Exemplary embodiments of the present invention are described largely in the context of a fully functional computer system for filtering application messages in a high speed, low latency data communications environment. Readers of skill in the art will recognize, however, that the present invention also may be embodied in a computer program product disposed on signal bearing media for use with any suitable data processing system. Such signal bearing media may be transmission media or recordable media for machine-readable information, including magnetic media, optical media, or other suitable media. Examples of recordable media include magnetic disks in hard drives or diskettes, compact disks for optical drives, magnetic tape, and others as will occur to those of skill in the art. Examples of transmission media include telephone networks for voice communications and digital data communications networks such as, for example, Ethernets™ and networks that communicate with the Internet Protocol and the World Wide Web as well as wireless transmission media such as, for example, networks implemented according to the IEEE 802.11 family of specifications.

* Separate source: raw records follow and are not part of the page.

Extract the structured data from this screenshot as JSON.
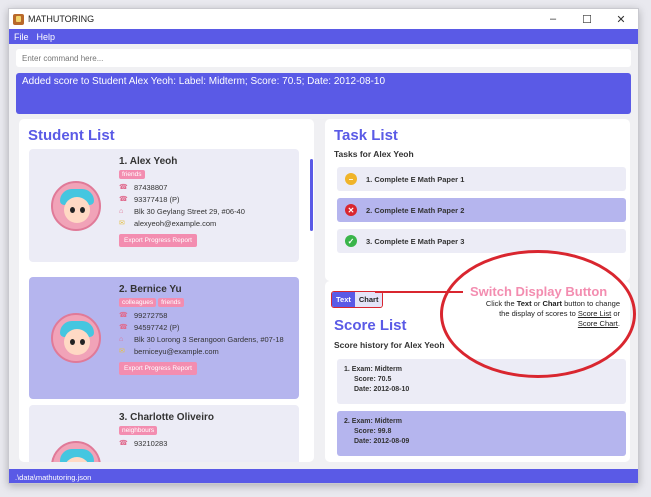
{
  "window": {
    "title": "MATHUTORING",
    "controls": [
      "–",
      "☐",
      "✕"
    ]
  },
  "menu": [
    "File",
    "Help"
  ],
  "command": {
    "placeholder": "Enter command here..."
  },
  "result": "Added score to Student Alex Yeoh: Label: Midterm; Score: 70.5; Date: 2012-08-10",
  "student_list": {
    "title": "Student List",
    "students": [
      {
        "name": "1.  Alex Yeoh",
        "tags": [
          "friends"
        ],
        "phones": [
          "87438807",
          "93377418 (P)"
        ],
        "address": "Blk 30 Geylang Street 29, #06-40",
        "email": "alexyeoh@example.com",
        "button": "Export Progress Report"
      },
      {
        "name": "2.  Bernice Yu",
        "tags": [
          "colleagues",
          "friends"
        ],
        "phones": [
          "99272758",
          "94597742 (P)"
        ],
        "address": "Blk 30 Lorong 3 Serangoon Gardens, #07-18",
        "email": "berniceyu@example.com",
        "button": "Export Progress Report"
      },
      {
        "name": "3.  Charlotte Oliveiro",
        "tags": [
          "neighbours"
        ],
        "phones": [
          "93210283"
        ]
      }
    ]
  },
  "task_list": {
    "title": "Task List",
    "subtitle": "Tasks for Alex Yeoh",
    "tasks": [
      {
        "label": "1. Complete E Math Paper 1",
        "status_icon": "minus-icon",
        "color": "#f0b429"
      },
      {
        "label": "2. Complete E Math Paper 2",
        "status_icon": "cross-icon",
        "color": "#d9262f"
      },
      {
        "label": "3. Complete E Math Paper 3",
        "status_icon": "check-icon",
        "color": "#3ab54a"
      }
    ]
  },
  "score_panel": {
    "tabs": [
      "Text",
      "Chart"
    ],
    "title": "Score List",
    "subtitle": "Score history for Alex Yeoh",
    "scores": [
      {
        "exam": "1. Exam: Midterm",
        "score": "Score: 70.5",
        "date": "Date: 2012-08-10"
      },
      {
        "exam": "2. Exam: Midterm",
        "score": "Score: 99.8",
        "date": "Date: 2012-08-09"
      }
    ]
  },
  "annotation": {
    "title": "Switch Display Button",
    "desc_1": "Click the ",
    "desc_text": "Text",
    "desc_2": " or ",
    "desc_chart": "Chart",
    "desc_3": " button to change the display of scores to ",
    "desc_link1": "Score List",
    "desc_4": " or ",
    "desc_link2": "Score Chart",
    "desc_5": "."
  },
  "status_bar": ".\\data\\mathutoring.json",
  "colors": {
    "accent": "#5a5ae6",
    "tag": "#f38db0",
    "annotation": "#d9262f"
  }
}
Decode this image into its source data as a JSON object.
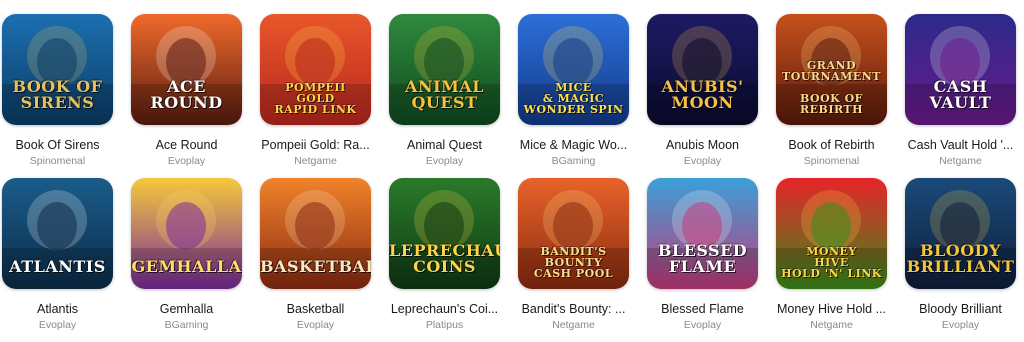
{
  "games": [
    {
      "title": "Book Of Sirens",
      "provider": "Spinomenal",
      "art": "BOOK OF SIRENS",
      "colors": [
        "#1c6fb0",
        "#0a3c66",
        "#e8c15a"
      ]
    },
    {
      "title": "Ace Round",
      "provider": "Evoplay",
      "art": "ACE\nROUND",
      "colors": [
        "#f06a2b",
        "#5a1c10",
        "#ffffff"
      ]
    },
    {
      "title": "Pompeii Gold: Ra...",
      "provider": "Netgame",
      "art": "POMPEII\nGOLD\nRAPID LINK",
      "colors": [
        "#e9572a",
        "#b8261e",
        "#ffd54a"
      ]
    },
    {
      "title": "Animal Quest",
      "provider": "Evoplay",
      "art": "ANIMAL\nQUEST",
      "colors": [
        "#2f8a3c",
        "#0f4a20",
        "#f6c33a"
      ]
    },
    {
      "title": "Mice & Magic Wo...",
      "provider": "BGaming",
      "art": "MICE\n& MAGIC\nWONDER SPIN",
      "colors": [
        "#2d6fd8",
        "#123a8a",
        "#ffe14d"
      ]
    },
    {
      "title": "Anubis Moon",
      "provider": "Evoplay",
      "art": "ANUBIS'\nMOON",
      "colors": [
        "#1d1b63",
        "#0a0a2e",
        "#f5c146"
      ]
    },
    {
      "title": "Book of Rebirth",
      "provider": "Spinomenal",
      "art": "GRAND TOURNAMENT\n\nBOOK OF\nREBIRTH",
      "colors": [
        "#c7501c",
        "#5a1a0c",
        "#ffd98a"
      ]
    },
    {
      "title": "Cash Vault Hold '...",
      "provider": "Netgame",
      "art": "CASH VAULT",
      "colors": [
        "#2b2a8a",
        "#6a1a8a",
        "#ffffff"
      ]
    },
    {
      "title": "Atlantis",
      "provider": "Evoplay",
      "art": "ATLANTIS",
      "colors": [
        "#1a5c8a",
        "#0c2c4a",
        "#ffffff"
      ]
    },
    {
      "title": "Gemhalla",
      "provider": "BGaming",
      "art": "GEMHALLA",
      "colors": [
        "#f5c93a",
        "#7a2a9a",
        "#ffe06a"
      ]
    },
    {
      "title": "Basketball",
      "provider": "Evoplay",
      "art": "BASKETBALL",
      "colors": [
        "#f0832a",
        "#8a2a10",
        "#ffe7c2"
      ]
    },
    {
      "title": "Leprechaun's Coi...",
      "provider": "Platipus",
      "art": "LEPRECHAUN'S\nCOINS",
      "colors": [
        "#2a7a2a",
        "#0e3a14",
        "#ffd34a"
      ]
    },
    {
      "title": "Bandit's Bounty: ...",
      "provider": "Netgame",
      "art": "BANDIT'S\nBOUNTY\nCASH POOL",
      "colors": [
        "#e8632a",
        "#8a2a10",
        "#ffe08a"
      ]
    },
    {
      "title": "Blessed Flame",
      "provider": "Evoplay",
      "art": "BLESSED\nFLAME",
      "colors": [
        "#3aa0d8",
        "#c23a7a",
        "#ffffff"
      ]
    },
    {
      "title": "Money Hive Hold ...",
      "provider": "Netgame",
      "art": "MONEY\nHIVE\nHOLD 'N' LINK",
      "colors": [
        "#e8242a",
        "#3a8a1a",
        "#ffd84a"
      ]
    },
    {
      "title": "Bloody Brilliant",
      "provider": "Evoplay",
      "art": "BLOODY\nBRILLIANT",
      "colors": [
        "#1a4a7a",
        "#0e1e3a",
        "#f5c63a"
      ]
    }
  ]
}
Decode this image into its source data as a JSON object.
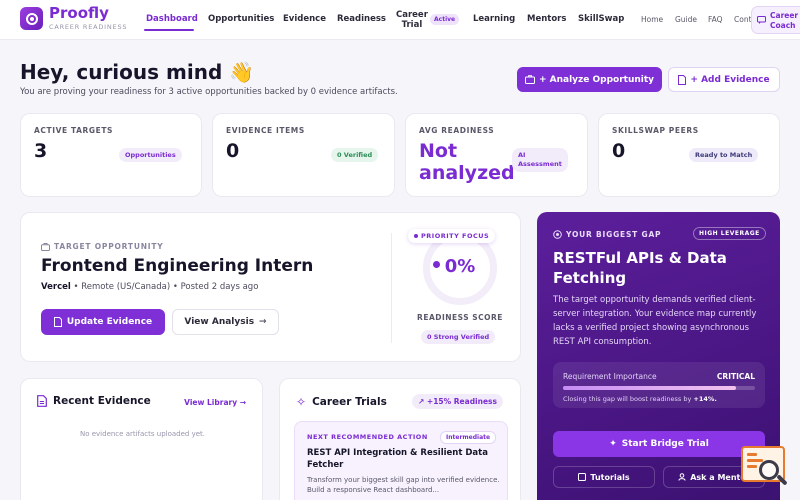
{
  "brand": {
    "name": "Proofly",
    "tagline": "CAREER READINESS"
  },
  "nav": {
    "dashboard": "Dashboard",
    "opportunities": "Opportunities",
    "evidence": "Evidence",
    "readiness": "Readiness",
    "career_trial_line1": "Career",
    "career_trial_line2": "Trial",
    "career_trial_badge": "Active",
    "learning": "Learning",
    "mentors": "Mentors",
    "skillswap": "SkillSwap",
    "home": "Home",
    "guide": "Guide",
    "faq": "FAQ",
    "contact": "Cont",
    "coach_line1": "Career",
    "coach_line2": "Coach"
  },
  "header": {
    "greeting": "Hey, curious mind 👋",
    "subtitle": "You are proving your readiness for 3 active opportunities backed by 0 evidence artifacts.",
    "analyze_button": "+ Analyze Opportunity",
    "add_evidence_button": "+ Add Evidence"
  },
  "stats": [
    {
      "label": "ACTIVE TARGETS",
      "value": "3",
      "badge": "Opportunities"
    },
    {
      "label": "EVIDENCE ITEMS",
      "value": "0",
      "badge": "0 Verified"
    },
    {
      "label": "AVG READINESS",
      "value_line1": "Not",
      "value_line2": "analyzed",
      "badge_line1": "AI",
      "badge_line2": "Assessment"
    },
    {
      "label": "SKILLSWAP PEERS",
      "value": "0",
      "badge": "Ready to Match"
    }
  ],
  "target": {
    "label": "TARGET OPPORTUNITY",
    "title": "Frontend Engineering Intern",
    "company": "Vercel",
    "location": "Remote (US/Canada)",
    "posted": "Posted 2 days ago",
    "update_button": "Update Evidence",
    "view_button": "View Analysis",
    "focus_badge": "PRIORITY FOCUS",
    "score": "0%",
    "score_label": "READINESS SCORE",
    "strong_verified": "0 Strong Verified"
  },
  "gap": {
    "label": "YOUR BIGGEST GAP",
    "leverage_badge": "HIGH LEVERAGE",
    "title": "RESTFul APIs & Data Fetching",
    "description": "The target opportunity demands verified client-server integration. Your evidence map currently lacks a verified project showing asynchronous REST API consumption.",
    "importance_label": "Requirement Importance",
    "importance_value": "CRITICAL",
    "importance_fill": 0.9,
    "note_prefix": "Closing this gap will boost readiness by ",
    "note_value": "+14%.",
    "bridge_button": "Start Bridge Trial",
    "tutorials_button": "Tutorials",
    "mentor_button": "Ask a Mentor"
  },
  "recent": {
    "title": "Recent Evidence",
    "link": "View Library →",
    "empty": "No evidence artifacts uploaded yet."
  },
  "trials": {
    "title": "Career Trials",
    "badge": "+15% Readiness",
    "next_label": "NEXT RECOMMENDED ACTION",
    "level": "Intermediate",
    "item_title": "REST API Integration & Resilient Data Fetcher",
    "item_desc": "Transform your biggest skill gap into verified evidence. Build a responsive React dashboard..."
  },
  "colors": {
    "accent": "#7a2bd1",
    "gap_bg": "#4a1684",
    "success": "#2e8b57",
    "widget": "#e67a2e"
  }
}
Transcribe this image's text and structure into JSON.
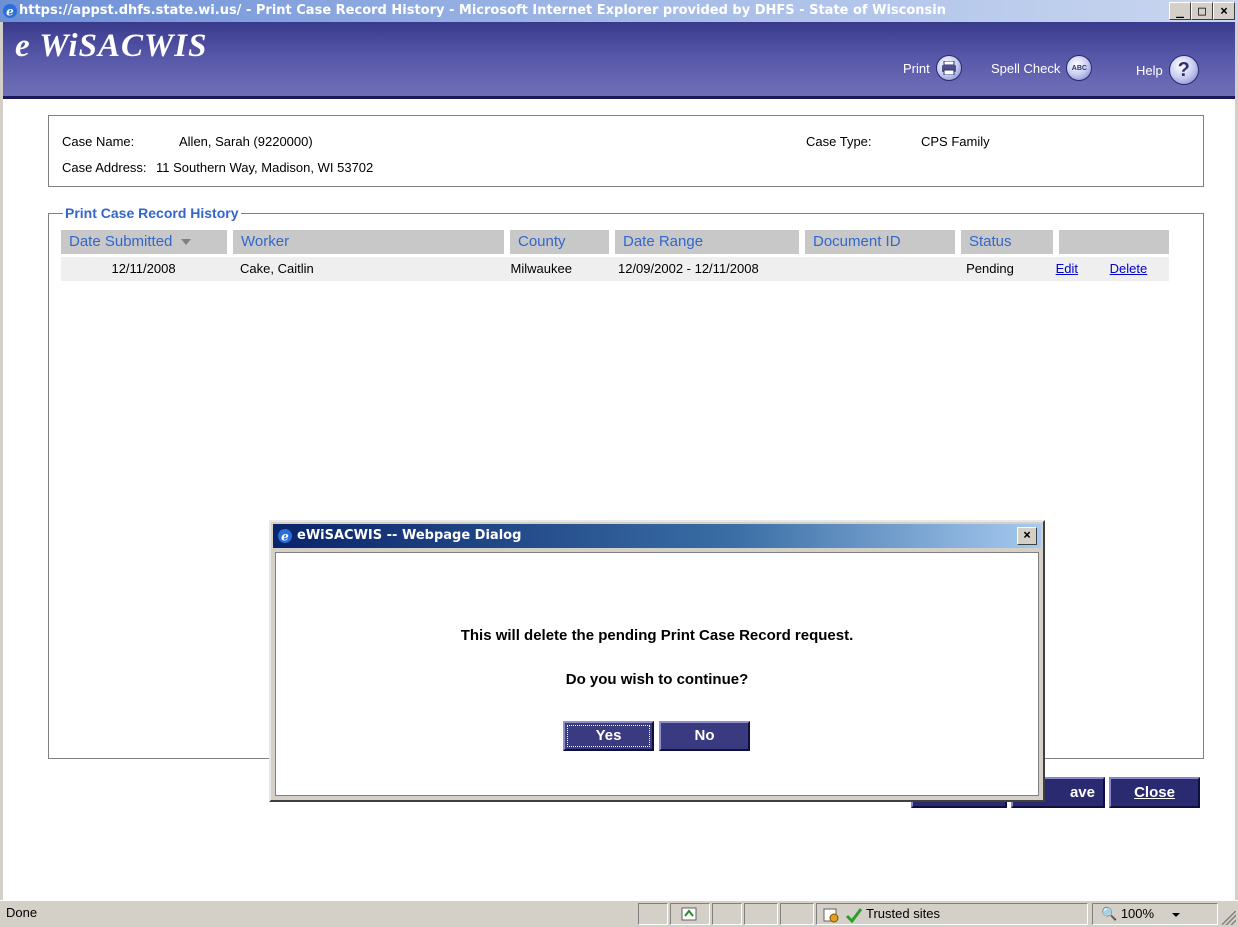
{
  "window": {
    "title": "https://appst.dhfs.state.wi.us/ - Print Case Record History - Microsoft Internet Explorer provided by DHFS - State of Wisconsin",
    "minimize": "_",
    "maximize": "□",
    "close": "×"
  },
  "header": {
    "logo": "e WiSACWIS",
    "print_label": "Print",
    "spellcheck_label": "Spell Check",
    "spellcheck_icon_text": "ABC",
    "help_label": "Help",
    "help_icon_text": "?"
  },
  "case": {
    "name_label": "Case Name:",
    "name_value": "Allen, Sarah (9220000)",
    "address_label": "Case Address:",
    "address_value": "11 Southern Way, Madison, WI 53702",
    "type_label": "Case Type:",
    "type_value": "CPS Family"
  },
  "history": {
    "legend": "Print Case Record History",
    "columns": [
      "Date Submitted",
      "Worker",
      "County",
      "Date Range",
      "Document ID",
      "Status",
      ""
    ],
    "rows": [
      {
        "date_submitted": "12/11/2008",
        "worker": "Cake, Caitlin",
        "county": "Milwaukee",
        "date_range": "12/09/2002 - 12/11/2008",
        "document_id": "",
        "status": "Pending",
        "edit": "Edit",
        "delete": "Delete"
      }
    ]
  },
  "page_buttons": {
    "save_label": "ave",
    "close_label": "Close"
  },
  "dialog": {
    "title": "eWiSACWIS -- Webpage Dialog",
    "close": "×",
    "message1": "This will delete the pending Print Case Record request.",
    "message2": "Do you wish to continue?",
    "yes_label": "Yes",
    "no_label": "No"
  },
  "status_bar": {
    "status_text": "Done",
    "zone": "Trusted sites",
    "zoom": "100%"
  }
}
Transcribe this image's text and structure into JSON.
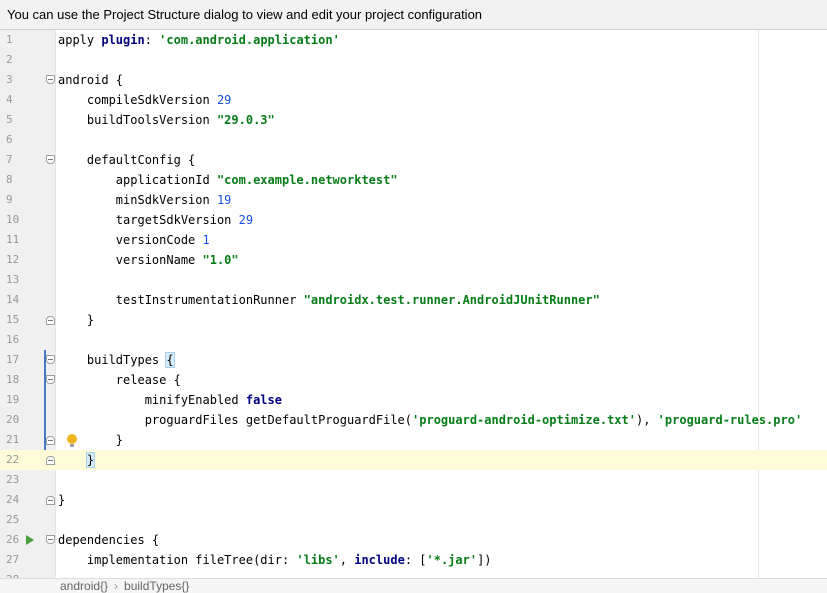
{
  "banner": {
    "text": "You can use the Project Structure dialog to view and edit your project configuration"
  },
  "editor": {
    "lines": [
      {
        "n": "1",
        "tokens": [
          [
            "apply ",
            ""
          ],
          [
            "plugin",
            "kw"
          ],
          [
            ": ",
            ""
          ],
          [
            "'com.android.application'",
            "str"
          ]
        ]
      },
      {
        "n": "2",
        "tokens": []
      },
      {
        "n": "3",
        "fold": "open",
        "tokens": [
          [
            "android {",
            ""
          ]
        ]
      },
      {
        "n": "4",
        "tokens": [
          [
            "    compileSdkVersion ",
            ""
          ],
          [
            "29",
            "num"
          ]
        ]
      },
      {
        "n": "5",
        "tokens": [
          [
            "    buildToolsVersion ",
            ""
          ],
          [
            "\"29.0.3\"",
            "str"
          ]
        ]
      },
      {
        "n": "6",
        "tokens": []
      },
      {
        "n": "7",
        "fold": "open",
        "tokens": [
          [
            "    defaultConfig {",
            ""
          ]
        ]
      },
      {
        "n": "8",
        "tokens": [
          [
            "        applicationId ",
            ""
          ],
          [
            "\"com.example.networktest\"",
            "str"
          ]
        ]
      },
      {
        "n": "9",
        "tokens": [
          [
            "        minSdkVersion ",
            ""
          ],
          [
            "19",
            "num"
          ]
        ]
      },
      {
        "n": "10",
        "tokens": [
          [
            "        targetSdkVersion ",
            ""
          ],
          [
            "29",
            "num"
          ]
        ]
      },
      {
        "n": "11",
        "tokens": [
          [
            "        versionCode ",
            ""
          ],
          [
            "1",
            "num"
          ]
        ]
      },
      {
        "n": "12",
        "tokens": [
          [
            "        versionName ",
            ""
          ],
          [
            "\"1.0\"",
            "str"
          ]
        ]
      },
      {
        "n": "13",
        "tokens": []
      },
      {
        "n": "14",
        "tokens": [
          [
            "        testInstrumentationRunner ",
            ""
          ],
          [
            "\"androidx.test.runner.AndroidJUnitRunner\"",
            "str"
          ]
        ]
      },
      {
        "n": "15",
        "fold": "close",
        "tokens": [
          [
            "    }",
            ""
          ]
        ]
      },
      {
        "n": "16",
        "tokens": []
      },
      {
        "n": "17",
        "fold": "open",
        "tokens": [
          [
            "    buildTypes ",
            ""
          ],
          [
            "{",
            "hl"
          ]
        ]
      },
      {
        "n": "18",
        "fold": "open",
        "tokens": [
          [
            "        release {",
            ""
          ]
        ]
      },
      {
        "n": "19",
        "tokens": [
          [
            "            minifyEnabled ",
            ""
          ],
          [
            "false",
            "kw"
          ]
        ]
      },
      {
        "n": "20",
        "tokens": [
          [
            "            proguardFiles getDefaultProguardFile(",
            ""
          ],
          [
            "'proguard-android-optimize.txt'",
            "str"
          ],
          [
            "), ",
            ""
          ],
          [
            "'proguard-rules.pro'",
            "str"
          ]
        ]
      },
      {
        "n": "21",
        "fold": "close",
        "bulb": true,
        "tokens": [
          [
            "        }",
            ""
          ]
        ]
      },
      {
        "n": "22",
        "fold": "close",
        "current": true,
        "tokens": [
          [
            "    ",
            ""
          ],
          [
            "}",
            "hl"
          ]
        ]
      },
      {
        "n": "23",
        "tokens": []
      },
      {
        "n": "24",
        "fold": "close",
        "tokens": [
          [
            "}",
            ""
          ]
        ]
      },
      {
        "n": "25",
        "tokens": []
      },
      {
        "n": "26",
        "fold": "open",
        "run": true,
        "tokens": [
          [
            "dependencies {",
            ""
          ]
        ]
      },
      {
        "n": "27",
        "tokens": [
          [
            "    implementation fileTree(dir: ",
            ""
          ],
          [
            "'libs'",
            "str"
          ],
          [
            ", ",
            ""
          ],
          [
            "include",
            "kw"
          ],
          [
            ": [",
            ""
          ],
          [
            "'*.jar'",
            "str"
          ],
          [
            "])",
            ""
          ]
        ]
      },
      {
        "n": "28",
        "tokens": []
      }
    ]
  },
  "breadcrumb": {
    "items": [
      "android{}",
      "buildTypes{}"
    ]
  },
  "colors": {
    "keyword": "#000080",
    "string": "#067d17",
    "number": "#1750eb",
    "current_line": "#fefbd9",
    "brace_highlight": "#d6ebfb",
    "gutter": "#f0f0f0"
  }
}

Persons skilled in the art will immediately recognize that any computer system having suitable programming means will be capable of executing the steps of the method of the invention as embodied in a program product. Persons skilled in the art will recognize immediately that, although some of the exemplary embodiments described in this specification are oriented to software installed and executing on computer hardware, nevertheless, alternative embodiments implemented as firmware or as hardware are well within the scope of the present invention.
It will be understood from the foregoing description that modifications and changes may be made in various embodiments of the present invention without departing from its true spirit. The descriptions in this specification are for purposes of illustration only and are not to be construed in a limiting sense. The scope of the present invention is limited only by the language of the following claims.